Brazilian Soap Operas and Fertility Rates

There's always a chicken-and-egg question about the interrelationship between television and social values. Does the behavior shown in television shows change social values, or does it just reflect changes in social values that have already happened? Eliana La Ferrara, Alberto Chong, and Suzanne Duryea offer one example in which television does seem to have altered social values in "Soap Operas and Fertility: Evidence from Brazil." The paper appears in the most recent issue of the American Economic Journal: Applied Economics (2012, 4(4): 1–31). The journal isn't freely available on-line, but those in academia will often have on-line access through their libraries. 

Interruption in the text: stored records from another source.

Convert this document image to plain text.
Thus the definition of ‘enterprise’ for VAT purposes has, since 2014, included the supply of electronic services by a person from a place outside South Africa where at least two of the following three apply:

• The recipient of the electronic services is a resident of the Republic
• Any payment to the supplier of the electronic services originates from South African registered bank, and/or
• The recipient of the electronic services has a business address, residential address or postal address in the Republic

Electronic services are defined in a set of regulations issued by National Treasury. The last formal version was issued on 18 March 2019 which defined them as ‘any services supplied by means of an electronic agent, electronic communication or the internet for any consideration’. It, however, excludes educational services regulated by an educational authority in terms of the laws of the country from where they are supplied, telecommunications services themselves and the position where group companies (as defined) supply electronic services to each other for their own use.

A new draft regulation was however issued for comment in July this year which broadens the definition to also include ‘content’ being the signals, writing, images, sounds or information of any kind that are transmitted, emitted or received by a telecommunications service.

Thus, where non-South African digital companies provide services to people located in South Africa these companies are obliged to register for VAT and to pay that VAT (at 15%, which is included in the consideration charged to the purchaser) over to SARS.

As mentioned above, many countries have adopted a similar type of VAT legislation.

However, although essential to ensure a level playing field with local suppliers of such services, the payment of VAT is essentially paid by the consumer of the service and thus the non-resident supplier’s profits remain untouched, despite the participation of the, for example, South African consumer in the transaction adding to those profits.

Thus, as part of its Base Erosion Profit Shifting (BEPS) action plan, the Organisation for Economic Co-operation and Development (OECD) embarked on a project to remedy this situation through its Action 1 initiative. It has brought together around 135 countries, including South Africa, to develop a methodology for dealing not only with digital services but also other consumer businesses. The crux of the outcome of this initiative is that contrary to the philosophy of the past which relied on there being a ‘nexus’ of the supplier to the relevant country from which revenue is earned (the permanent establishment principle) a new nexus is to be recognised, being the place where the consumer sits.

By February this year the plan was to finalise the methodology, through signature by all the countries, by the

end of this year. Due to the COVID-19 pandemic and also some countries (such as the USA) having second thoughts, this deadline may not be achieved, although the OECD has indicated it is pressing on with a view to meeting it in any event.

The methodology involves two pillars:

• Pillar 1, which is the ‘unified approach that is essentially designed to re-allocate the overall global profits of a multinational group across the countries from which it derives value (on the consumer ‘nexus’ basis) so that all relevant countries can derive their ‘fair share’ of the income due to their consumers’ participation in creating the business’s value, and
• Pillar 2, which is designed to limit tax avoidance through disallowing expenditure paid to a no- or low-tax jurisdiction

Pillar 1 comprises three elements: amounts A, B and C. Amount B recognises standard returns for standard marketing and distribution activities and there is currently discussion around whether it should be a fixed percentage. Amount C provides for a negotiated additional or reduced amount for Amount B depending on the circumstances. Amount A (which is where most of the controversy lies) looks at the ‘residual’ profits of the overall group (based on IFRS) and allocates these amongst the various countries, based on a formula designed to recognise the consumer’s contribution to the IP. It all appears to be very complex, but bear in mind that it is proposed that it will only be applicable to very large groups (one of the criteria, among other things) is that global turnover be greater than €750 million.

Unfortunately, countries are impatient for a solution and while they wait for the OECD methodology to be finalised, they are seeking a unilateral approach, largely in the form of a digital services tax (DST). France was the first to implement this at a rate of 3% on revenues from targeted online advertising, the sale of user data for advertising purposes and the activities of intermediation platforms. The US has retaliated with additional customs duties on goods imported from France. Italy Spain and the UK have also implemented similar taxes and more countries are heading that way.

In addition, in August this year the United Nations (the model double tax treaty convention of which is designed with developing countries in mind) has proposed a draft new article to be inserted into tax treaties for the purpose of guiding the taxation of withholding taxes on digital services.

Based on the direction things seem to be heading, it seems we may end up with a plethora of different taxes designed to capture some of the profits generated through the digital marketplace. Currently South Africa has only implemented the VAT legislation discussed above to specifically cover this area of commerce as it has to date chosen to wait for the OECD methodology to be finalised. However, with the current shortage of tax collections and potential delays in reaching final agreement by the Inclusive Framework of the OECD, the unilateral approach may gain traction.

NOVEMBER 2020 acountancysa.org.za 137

To disentangle the cause and effect of television and social values, the ideal experiment would be to have some random selection areas with television, and other nearby areas without television--and then to compare across areas. While a pure random experiment of this kind is hard to come by, many developing countries saw a dramatic expansion in the availability of television from the 1970s up through the 1990s. Thus, researchers can look at what happened in different areas as television coverage arrived. La Ferrara, Chong, and Duryea start their discussion this way:

"In the early 1990s, after more than 30 years of expansion of basic schooling, over 50 percent of 15 year olds in Brazil scored at the lowest levels of the literacy portion of the Programme for International Student Assessment (PISA), indicating that they could not perform simple tasks, such as locating basic information within a text. People with 4 or fewer years of schooling accounted for 39 percent of the adult population in the urban areas, and nearly 73 percent in rural areas as measured by the 2000 census. On the other hand, the share of households owning a television set had grown from 8 percent in 1970 to 81 percent in 1991, and remained approximately the same 10 years later. The spectacular growth in television viewership in the face of slow increases in education levels characterizes Brazil as well as many other developing countries. Most importantly, it suggests that a wide range of messages and values, including important ones for development policy, have the potential to reach households through the screen as well as through the classroom. ..."

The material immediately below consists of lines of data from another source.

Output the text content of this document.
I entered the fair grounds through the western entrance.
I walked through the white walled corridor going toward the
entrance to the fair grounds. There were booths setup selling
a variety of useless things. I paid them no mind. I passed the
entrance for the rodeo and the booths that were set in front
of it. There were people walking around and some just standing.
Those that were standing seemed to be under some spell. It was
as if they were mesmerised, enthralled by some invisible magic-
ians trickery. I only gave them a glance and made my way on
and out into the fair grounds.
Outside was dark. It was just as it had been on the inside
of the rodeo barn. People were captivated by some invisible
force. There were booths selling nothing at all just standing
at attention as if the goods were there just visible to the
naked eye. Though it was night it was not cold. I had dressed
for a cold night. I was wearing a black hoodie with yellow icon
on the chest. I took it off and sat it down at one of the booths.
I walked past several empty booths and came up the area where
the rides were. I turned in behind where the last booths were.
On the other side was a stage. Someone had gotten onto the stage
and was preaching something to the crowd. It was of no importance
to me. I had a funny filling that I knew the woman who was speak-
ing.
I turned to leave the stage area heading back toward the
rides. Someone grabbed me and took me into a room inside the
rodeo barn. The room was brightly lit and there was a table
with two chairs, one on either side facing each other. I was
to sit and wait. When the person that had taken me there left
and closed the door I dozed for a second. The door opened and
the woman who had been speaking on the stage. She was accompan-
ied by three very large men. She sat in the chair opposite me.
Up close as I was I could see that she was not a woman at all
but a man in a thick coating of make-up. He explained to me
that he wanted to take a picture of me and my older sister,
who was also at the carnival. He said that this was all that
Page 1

"We are interested in the effect of exposure to one of the most pervasive forms of cultural communication in Brazilian society, soap operas or novelas. Historically, the vast majority of the Brazilian population, regardless of social class, has watched the 8 pm novela. In the last decades, one group, Rede Globo, has had a virtual monopoly over the production of Brazilian novelas. Our content analysis of 115 novelas aired by Globo in the two time slots with the highest audience between 1965 and 1999 reveals that 72 percent of the main female characters (age 50 and lower) had no children at all, and 21 percent had only one child. This is in marked contrast with the prevalent fertility rates in Brazilian society over the same period."


Fertility rates have been dropping in Brazil in the last few decades, as in many other countries. "The total fertility rate was 6.3 in 1960, 5.8 in 1970, 4.4 in 1980, 2.9 in 1991, and 2.3 in 2000. It is noteworthy that this decline was not the result of deliberate government policy. In Brazil no official population control policy was enacted by the government and, for a period of time, advertising of contraceptive methods was even illegal. The change therefore originated from a combination of supply factors related to the availability of contraception and lower desired fertility." Of course, there is a standard argument among economists and demographers that as a country go through a "demographic transition," as the economy become wealthier and life expectancies increase, fertility rates decline. The estimates in this study suggest that receiving the TV signal can account for about 7 percent of the overall decline in fertility. They write: "Globo coverage is associated with a decrease in the probability of giving birth of 0.5 percentage points, which is 5 percent of the mean. The magnitude of this effect is comparable to that associated with an increase of 1.6 years in women’s education."

Their investigation also turned up a number of supportive connections. For example: " The (negative) effect of Globo exposure is stronger for households with lower education and wealth, as one would expect given that these households are relatively less likely to get information from written sources or to interact with peers that have small family sizes. the effect of exposure to soap operas in Brazil." "We find that decreases in fertility were stronger in years immediately following novelas that portrayed messages of upward social mobility, consistent with the desire to conform with behavior that leads to positive life outcomes." "Also, we find that the effect of Globo availability in any given year was stronger for women whose age was closer to that of the main female characters portrayed that year."

And most striking to me: "[W]e estimate the probability that the 20 most popular names chosen by parents for their newborns in a given metropolitan area include one or more names of the main characters of novelas aired in the year in which the child was born. This probability is 33 percent if the area where parents lived received the Globo signal and only 8.5 percent if it did not, a statistically
significant difference. Since novela names tend to be very idiosyncratic in Brazil, we take this evidence as suggestive of a strong link between novela content and behavior."